The individuality of every student is determined by factors that support their ability to reach their own (perceived) state of equilibrium in the face of myriad of external influences. The goal is to measure student progress along a calculated developmental tract (Growth-Model) to objective achievement goals (graduation). It relates to measures of complexity and cybernetics and the determination of cognitive attributes applied as quantified student characteristics, developing a set of classification rules specifying how cognition impacts student performance.
Initial theories of cognitive development were based upon behaviorist studies of how children reacted to their environment. First published in 1952, the French psychologist Jean Piaget envisioned a child's knowledge as composed of schemas, basic units of knowledge used to organize past experiences and serve as a basis for understanding new ones.

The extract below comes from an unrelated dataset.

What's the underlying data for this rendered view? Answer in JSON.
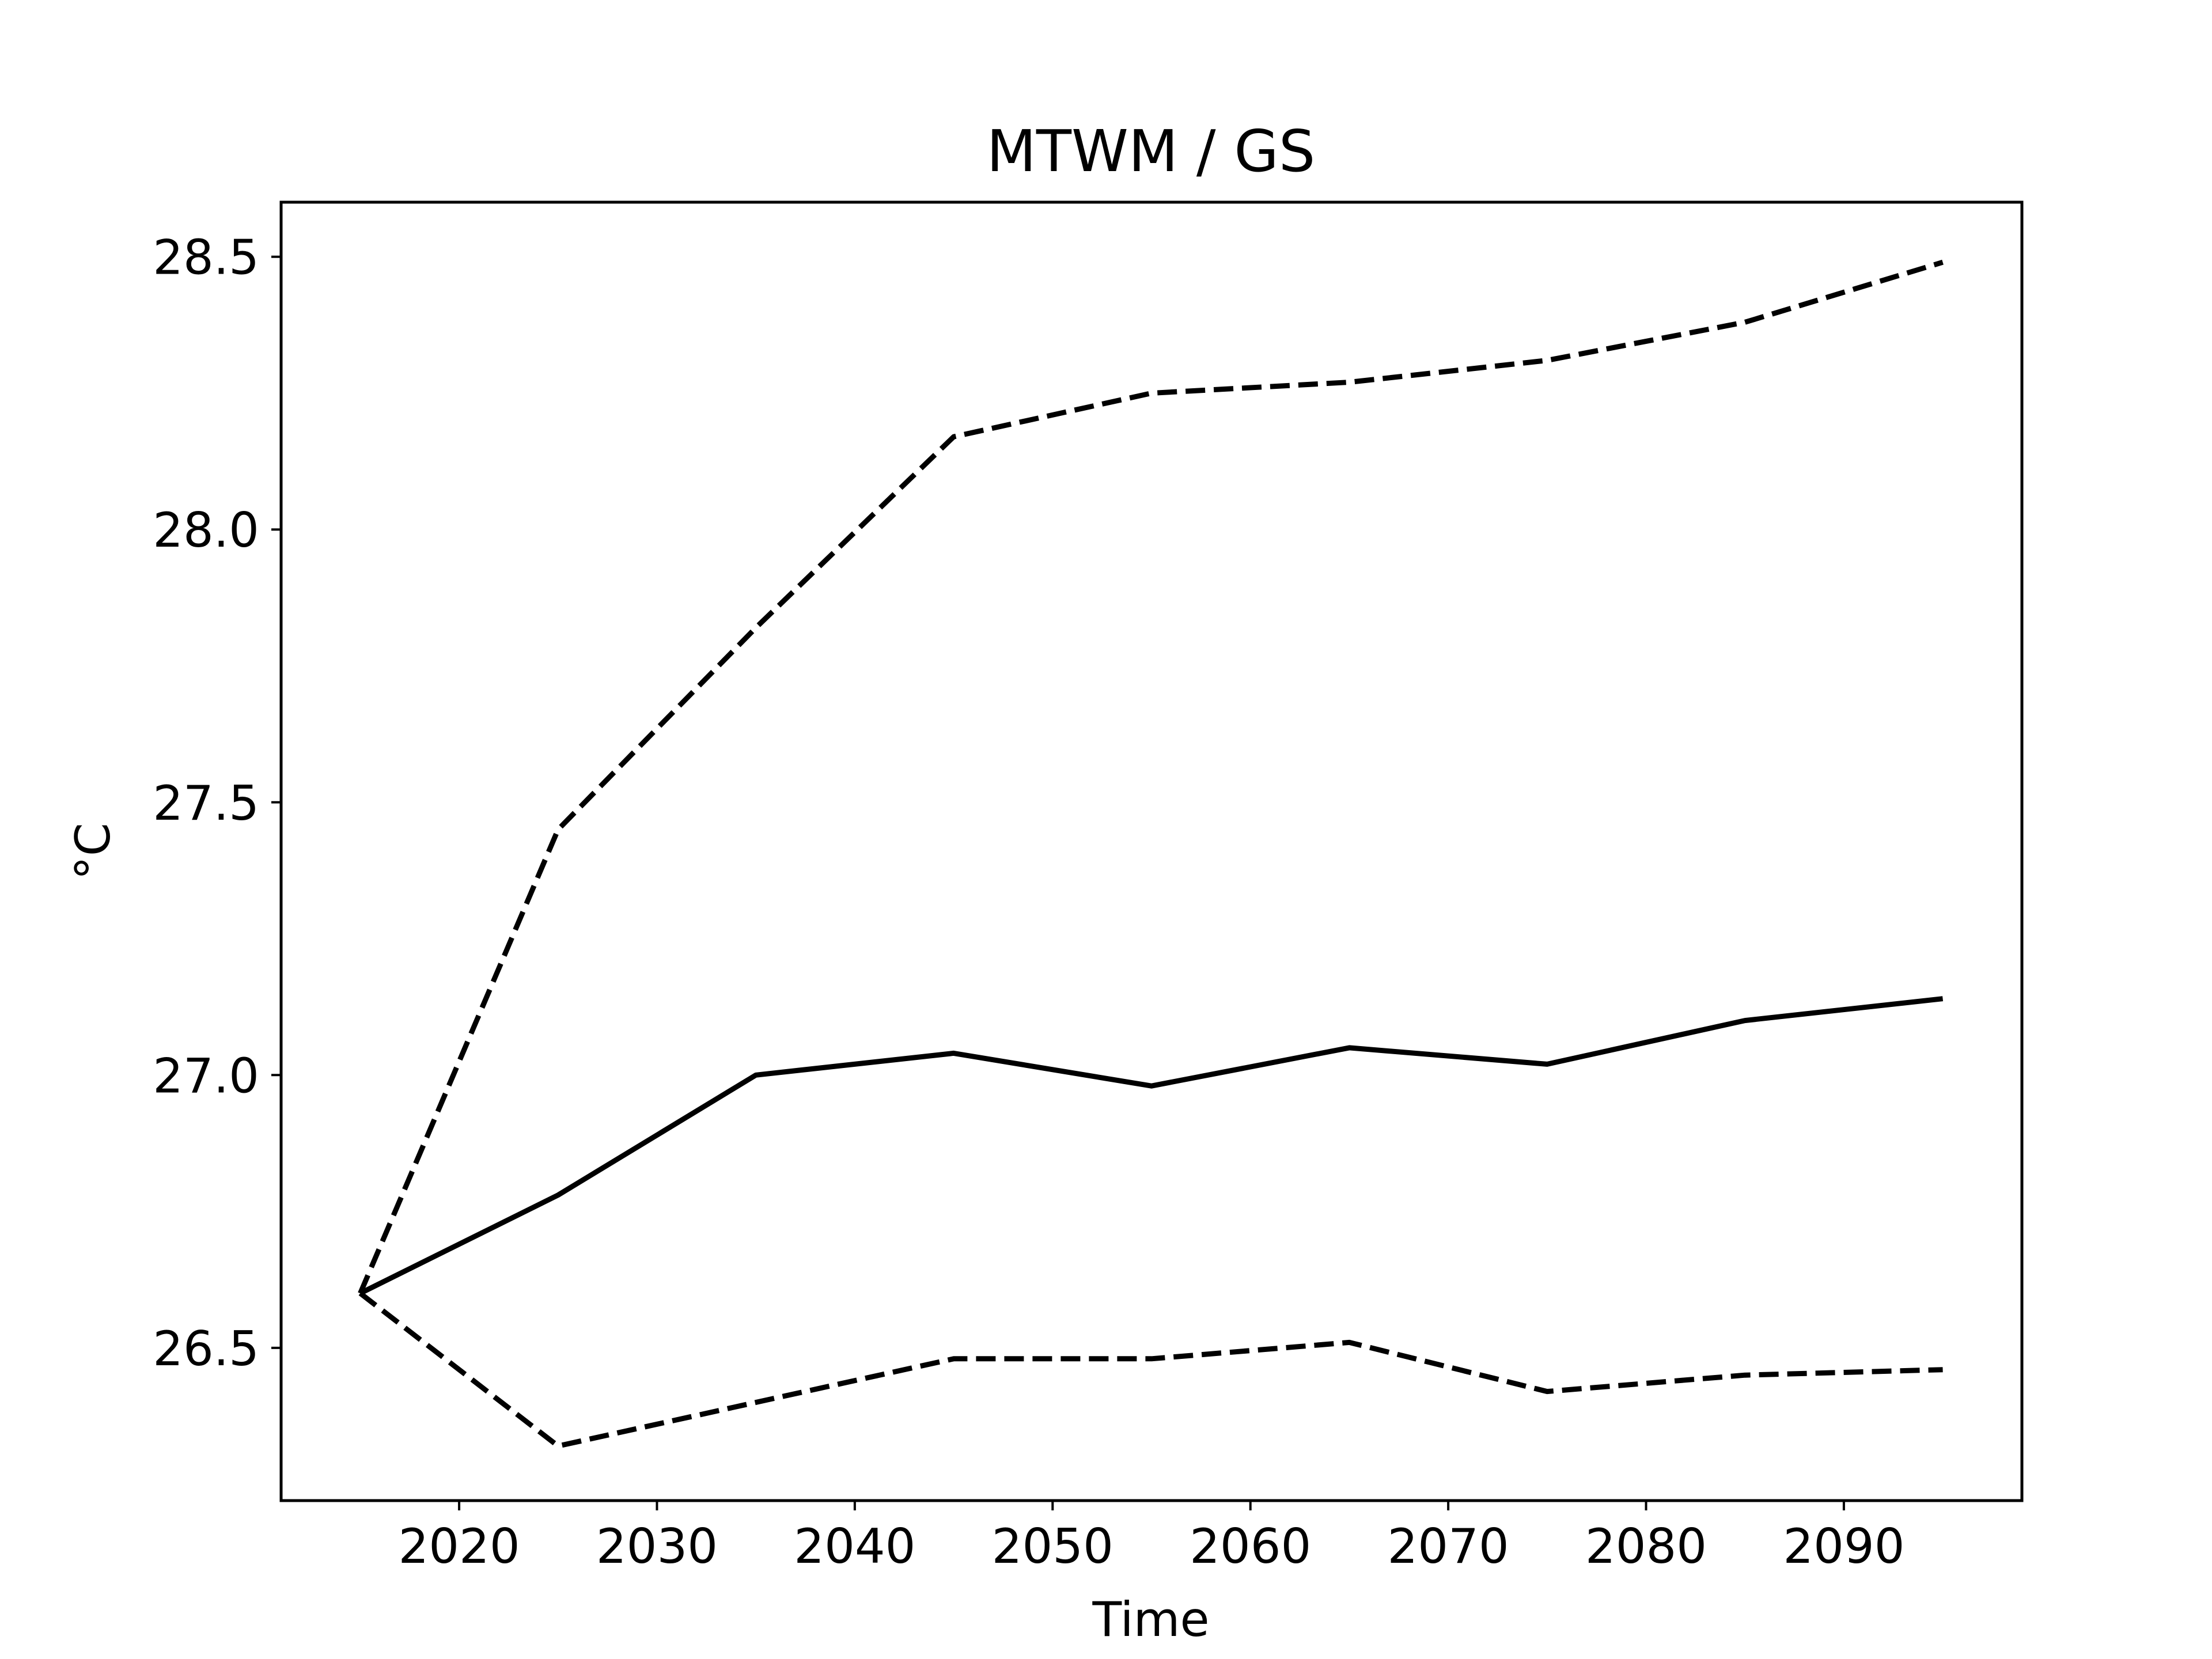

Cognitive styles refer to the preferred way a student may process information. This is a student's typical mode of thinking, remembering or problem solving and can be targeted by instruction. Cognitive style is also described as a personality dimension which influences attitudes, values and social interaction. Theoretically, cognitive and learning styles could be used to predict instructional strategies or methods most effective for a given individual or learning task. An objective understanding of innate cognitive skills can also facilitate development of l earning strategies, ranging from techniques for improved memory to better studying or test-taking competence.
Cognitive self-regulation refers to students being actively engaged in their own learning, including analyzing the demands of school assignments, planning for and mobilizing their resources to meet these demands, and monitoring their progress toward completion of assignments (Pintrich 1999, Zimmerman 1990, Zimmerman et al 1994). We are defining cognitive self-regulation as an internally synchronized state of perpetual equilibrium, measuring opposing forces of stability and instability in all aspects of student development to achieve motivated learning.